You know, the boy you went to school with or the father you met at the bar and who spilled his guts out to you. In every town in every country in the world, there is that family whose yelling wakes you from your restful slumber and whose garbage spills onto your yard week after week.

“Although people look down upon them, they have this honor, which is really touching,” says Belgian writer-director Felix Van Groeningen about such a family in his latest film. “It’s a story where you have to make decisions that really hurt.”

The Strobbes are this family. Gunther is our 13-year-old protagonist who is being raised by his smoking, drinking, cursing and fornicating father and uncles. Marcel is the local postman as well as Gunther’s dad. Gunther’s mother left them when he was a baby, and his father refuses to reference her as anything other than that “filthy whore.”

His hotheaded Uncle Petrol is only eight years older than Gunther and lives for the thrill of motorcycles, girls and drinking. Uncle Beefcake is the gambling brother whose addiction gets their mother’s television repossessed. Finally, lucky Uncle Koen fathers many children and wins contests to pay for all of them.

They are a handful, and it takes a firm, focused authority to keep things moving.

“It was fantastic,” enthuses Van Groeningen about the energy on set with the talented group of actors. “Even six months before we started shooting, everyone was excited about it. Everybody was looking forward to shooting this film, which has never happened to me before. They were more excited than me. They were like a bunch of hungry dogs. It pushed me to push them even farther, to go every day one step further.”

This is Van Groeningen’s third feature film. Adapted from a novel by Dimitri Verhulst, The Misfortunates is what the elder Strobbes are and what the young Gunther does not want to become: an unfortunate nobody with few ambitions and no regard for proper behavior.

Because of its nitty-gritty, intensely poetic nature, much of the film is shot in handheld, a feature that, according to this director, is “able to let the energy of the actors dominate, that’s the most important thing. It made sense for me to use it, to get the feeling that you would be part of this family.”

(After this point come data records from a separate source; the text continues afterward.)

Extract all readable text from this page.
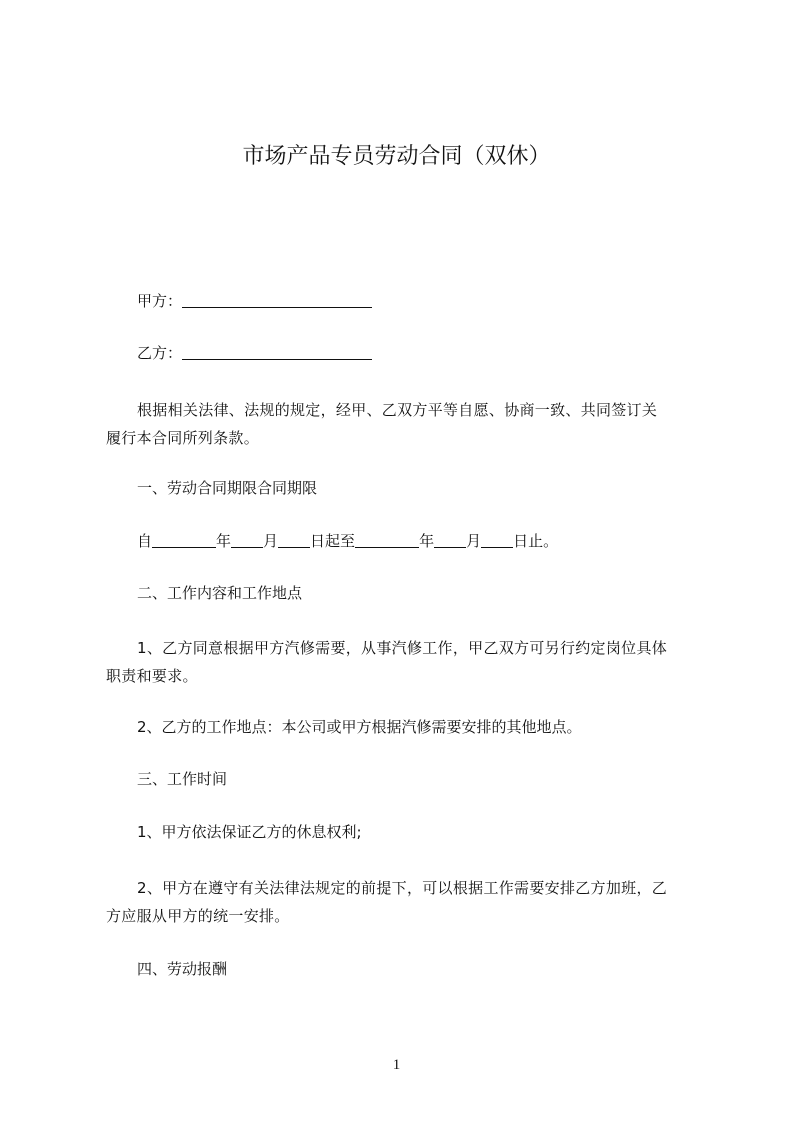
市场产品专员劳动合同（双休）
甲方：
乙方：
根据相关法律、法规的规定，经甲、乙双方平等自愿、协商一致、共同签订关履行本合同所列条款。
一、劳动合同期限合同期限
自	年 月 日起至	年 月 日止。
二、工作内容和工作地点
1、乙方同意根据甲方汽修需要，从事汽修工作，甲乙双方可另行约定岗位具体职责和要求。
2、乙方的工作地点：本公司或甲方根据汽修需要安排的其他地点。
三、工作时间
1、甲方依法保证乙方的休息权利;
2、甲方在遵守有关法律法规定的前提下，可以根据工作需要安排乙方加班，乙方应服从甲方的统一安排。
四、劳动报酬
1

The people, the Strobbes, the misfortunate characters carry the film. More than anything, the fate of the film rests on the role of young Gunther, who acts as our protagonist, narrator and tour guide for the majority of the 108 minutes.

Van Groeningen saw many young actors, but is was 14-year-old Kenneth Vanbaeden who caught his eye early into the audition process. Though Vanbaeden had no previous acting experience, he portrays Gunther with a natural ease and level of professionalism not found in many young thespians.

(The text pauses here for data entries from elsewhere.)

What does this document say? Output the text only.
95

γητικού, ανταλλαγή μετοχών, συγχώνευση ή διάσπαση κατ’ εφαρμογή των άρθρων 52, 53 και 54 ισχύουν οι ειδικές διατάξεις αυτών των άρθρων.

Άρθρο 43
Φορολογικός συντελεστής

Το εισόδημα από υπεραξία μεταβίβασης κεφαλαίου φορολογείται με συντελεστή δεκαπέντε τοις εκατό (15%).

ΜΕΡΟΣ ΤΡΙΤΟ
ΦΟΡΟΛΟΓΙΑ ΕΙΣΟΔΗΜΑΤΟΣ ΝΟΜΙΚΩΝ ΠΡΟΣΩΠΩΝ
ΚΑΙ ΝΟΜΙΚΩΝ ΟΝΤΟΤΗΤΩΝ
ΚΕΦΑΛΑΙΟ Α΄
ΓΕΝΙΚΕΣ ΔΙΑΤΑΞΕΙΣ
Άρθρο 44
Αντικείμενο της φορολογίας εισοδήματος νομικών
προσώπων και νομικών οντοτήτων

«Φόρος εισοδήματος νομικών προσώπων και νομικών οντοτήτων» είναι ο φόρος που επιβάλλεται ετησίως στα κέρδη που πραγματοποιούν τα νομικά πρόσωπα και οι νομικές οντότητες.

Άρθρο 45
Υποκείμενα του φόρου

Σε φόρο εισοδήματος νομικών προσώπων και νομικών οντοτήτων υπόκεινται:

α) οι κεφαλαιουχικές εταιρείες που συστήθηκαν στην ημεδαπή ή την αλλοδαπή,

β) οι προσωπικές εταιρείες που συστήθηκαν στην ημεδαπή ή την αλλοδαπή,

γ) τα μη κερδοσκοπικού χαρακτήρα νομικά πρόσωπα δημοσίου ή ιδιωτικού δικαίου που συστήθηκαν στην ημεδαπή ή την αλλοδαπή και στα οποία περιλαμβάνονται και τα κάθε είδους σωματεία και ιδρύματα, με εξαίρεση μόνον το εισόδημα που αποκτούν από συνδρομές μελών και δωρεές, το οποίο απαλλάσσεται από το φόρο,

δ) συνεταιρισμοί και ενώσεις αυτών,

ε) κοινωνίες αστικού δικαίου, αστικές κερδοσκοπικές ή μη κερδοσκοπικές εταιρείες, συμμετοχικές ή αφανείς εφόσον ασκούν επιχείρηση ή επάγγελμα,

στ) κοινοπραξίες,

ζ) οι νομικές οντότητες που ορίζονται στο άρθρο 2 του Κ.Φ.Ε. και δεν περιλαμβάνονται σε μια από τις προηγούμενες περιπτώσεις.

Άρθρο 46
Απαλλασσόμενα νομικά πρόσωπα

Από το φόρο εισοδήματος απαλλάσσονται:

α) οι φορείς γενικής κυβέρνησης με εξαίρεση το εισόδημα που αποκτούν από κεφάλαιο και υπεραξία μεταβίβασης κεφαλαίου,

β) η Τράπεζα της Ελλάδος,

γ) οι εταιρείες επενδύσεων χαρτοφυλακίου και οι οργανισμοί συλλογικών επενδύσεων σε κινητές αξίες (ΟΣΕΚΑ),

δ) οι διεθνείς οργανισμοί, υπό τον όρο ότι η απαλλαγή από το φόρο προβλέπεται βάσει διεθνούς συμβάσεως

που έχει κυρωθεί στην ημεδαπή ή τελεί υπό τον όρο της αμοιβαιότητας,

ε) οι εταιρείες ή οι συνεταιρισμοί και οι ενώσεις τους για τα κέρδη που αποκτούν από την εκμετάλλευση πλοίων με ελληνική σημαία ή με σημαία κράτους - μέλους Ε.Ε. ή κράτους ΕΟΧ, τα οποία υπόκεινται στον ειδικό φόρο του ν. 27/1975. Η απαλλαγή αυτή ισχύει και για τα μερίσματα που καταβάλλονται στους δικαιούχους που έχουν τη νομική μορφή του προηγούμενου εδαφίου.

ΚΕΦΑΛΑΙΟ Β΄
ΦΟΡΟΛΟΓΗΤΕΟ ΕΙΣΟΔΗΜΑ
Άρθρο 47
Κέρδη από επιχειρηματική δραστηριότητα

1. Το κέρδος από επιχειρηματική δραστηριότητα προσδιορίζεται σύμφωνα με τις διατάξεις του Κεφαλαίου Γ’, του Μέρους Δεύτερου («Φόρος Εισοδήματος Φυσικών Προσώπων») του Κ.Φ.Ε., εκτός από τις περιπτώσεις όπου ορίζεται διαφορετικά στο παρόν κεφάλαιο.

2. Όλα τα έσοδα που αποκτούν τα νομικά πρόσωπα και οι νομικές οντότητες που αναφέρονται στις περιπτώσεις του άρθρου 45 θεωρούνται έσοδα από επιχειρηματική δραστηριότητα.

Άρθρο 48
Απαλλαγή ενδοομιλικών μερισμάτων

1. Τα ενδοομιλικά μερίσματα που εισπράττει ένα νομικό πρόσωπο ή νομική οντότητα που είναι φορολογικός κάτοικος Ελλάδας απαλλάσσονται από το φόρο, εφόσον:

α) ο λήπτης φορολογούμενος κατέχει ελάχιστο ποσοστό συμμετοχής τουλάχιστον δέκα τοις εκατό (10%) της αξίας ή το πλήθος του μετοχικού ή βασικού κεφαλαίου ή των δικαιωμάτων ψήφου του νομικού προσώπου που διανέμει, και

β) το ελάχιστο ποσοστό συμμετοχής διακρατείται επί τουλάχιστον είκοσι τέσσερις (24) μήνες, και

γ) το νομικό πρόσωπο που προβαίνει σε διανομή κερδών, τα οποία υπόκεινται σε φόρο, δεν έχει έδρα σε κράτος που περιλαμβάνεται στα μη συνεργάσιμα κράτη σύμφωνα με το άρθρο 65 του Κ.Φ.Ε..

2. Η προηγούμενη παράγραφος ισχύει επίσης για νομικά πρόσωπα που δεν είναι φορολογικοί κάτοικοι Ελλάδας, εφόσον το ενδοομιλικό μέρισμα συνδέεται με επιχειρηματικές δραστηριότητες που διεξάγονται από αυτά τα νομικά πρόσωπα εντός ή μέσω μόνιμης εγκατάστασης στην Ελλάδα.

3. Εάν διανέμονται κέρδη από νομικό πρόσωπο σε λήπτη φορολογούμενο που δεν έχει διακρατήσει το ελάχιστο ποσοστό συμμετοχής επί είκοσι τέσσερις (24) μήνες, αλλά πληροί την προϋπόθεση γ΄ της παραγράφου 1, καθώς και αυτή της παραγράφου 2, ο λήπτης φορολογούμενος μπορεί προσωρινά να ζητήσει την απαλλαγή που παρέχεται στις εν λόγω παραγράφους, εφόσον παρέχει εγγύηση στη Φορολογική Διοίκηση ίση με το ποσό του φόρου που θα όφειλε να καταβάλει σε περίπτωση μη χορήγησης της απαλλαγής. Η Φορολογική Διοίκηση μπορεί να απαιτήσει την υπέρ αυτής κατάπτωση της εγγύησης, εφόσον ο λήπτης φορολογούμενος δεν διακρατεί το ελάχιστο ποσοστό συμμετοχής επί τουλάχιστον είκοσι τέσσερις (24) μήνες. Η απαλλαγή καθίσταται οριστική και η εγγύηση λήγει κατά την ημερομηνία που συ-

“I thought he did an interesting job with the role, but it took me a while to realize that he was right for it,” admits the director about the shy boy who used to stammer just months before casting. “What is very strange is that he has this way of concentrating. When you ask him to do something, he concentrates, and he understands what you want from him. You can ask him to start crying, and he’ll do it. When you tell him he can stop, he just cries harder.”

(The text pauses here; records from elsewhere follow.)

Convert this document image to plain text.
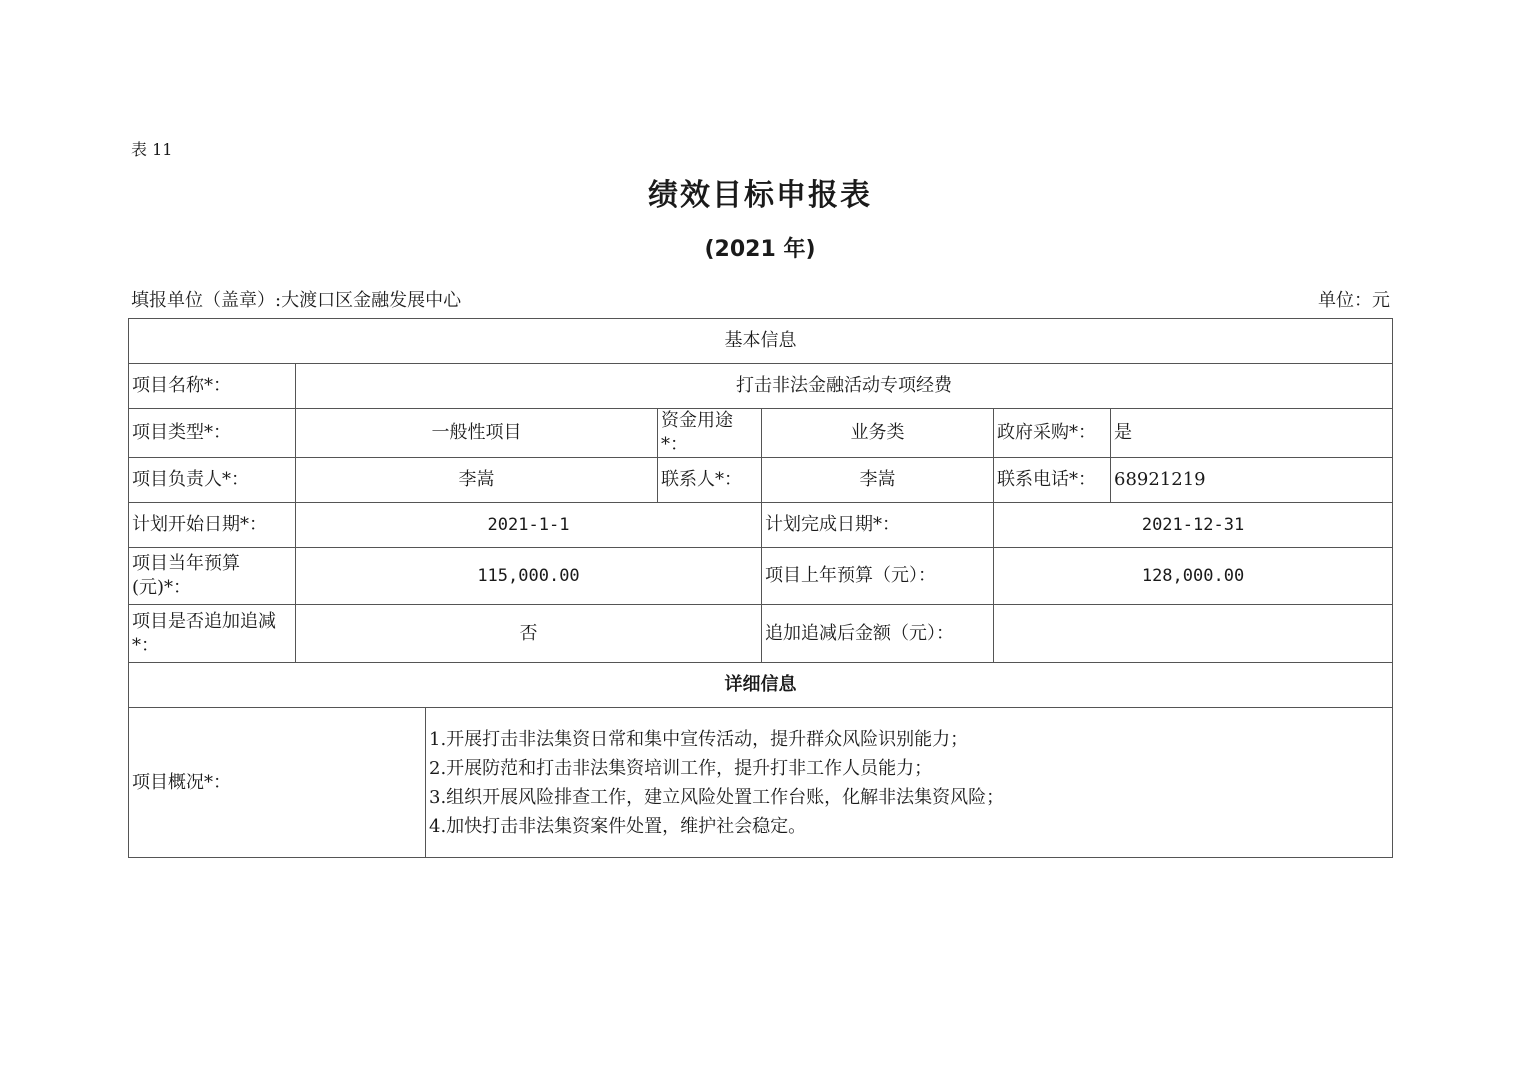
表 11
绩效目标申报表
(2021 年)
填报单位（盖章）:大渡口区金融发展中心	单位：元
基本信息						
项目名称*：	打击非法金融活动专项经费					
项目类型*：	一般性项目		资金用途*：	业务类	政府采购*：	是
项目负责人*：	李嵩		联系人*：	李嵩	联系电话*：	68921219
计划开始日期*：	2021-1-1			计划完成日期*：	2021-12-31	
项目当年预算(元)*：	115,000.00			项目上年预算（元）：	128,000.00	
项目是否追加追减*：	否			追加追减后金额（元）：		
详细信息						
项目概况*：		1.开展打击非法集资日常和集中宣传活动，提升群众风险识别能力；
2.开展防范和打击非法集资培训工作，提升打非工作人员能力；
3.组织开展风险排查工作，建立风险处置工作台账，化解非法集资风险；
4.加快打击非法集资案件处置，维护社会稳定。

The crew shot The Misfortunates in only 35 days of principal photography and on location in … well in what is supposed to be Reeveerdegem, a fictional village near the Belgian town of Aalst. In fact, Wanzele, Bavegem, Idegem and Erpe-Mere were used as shooting locations to create the scenic beauty that is essential to the story.

And what a story it is, one of unexpected romance, humor and even minute tragedy. As co-writer, Van Groeningen is used to directing his own original work based on screenplays that he finds in his head, though he admits he does not prefer writing alone.

“I realized that I always need to be writing with someone,” he says with total sincerity. “I really love writing because the film gets made in my head. I think it’s a time to make it mine.”

Though it is based on a work of fictional literature, the film version sets itself apart.

“This film has its own logic,” Van Groeningen says. “It is completely different from the book, and it has its own structure. The heart and spirit of the book is in the film.”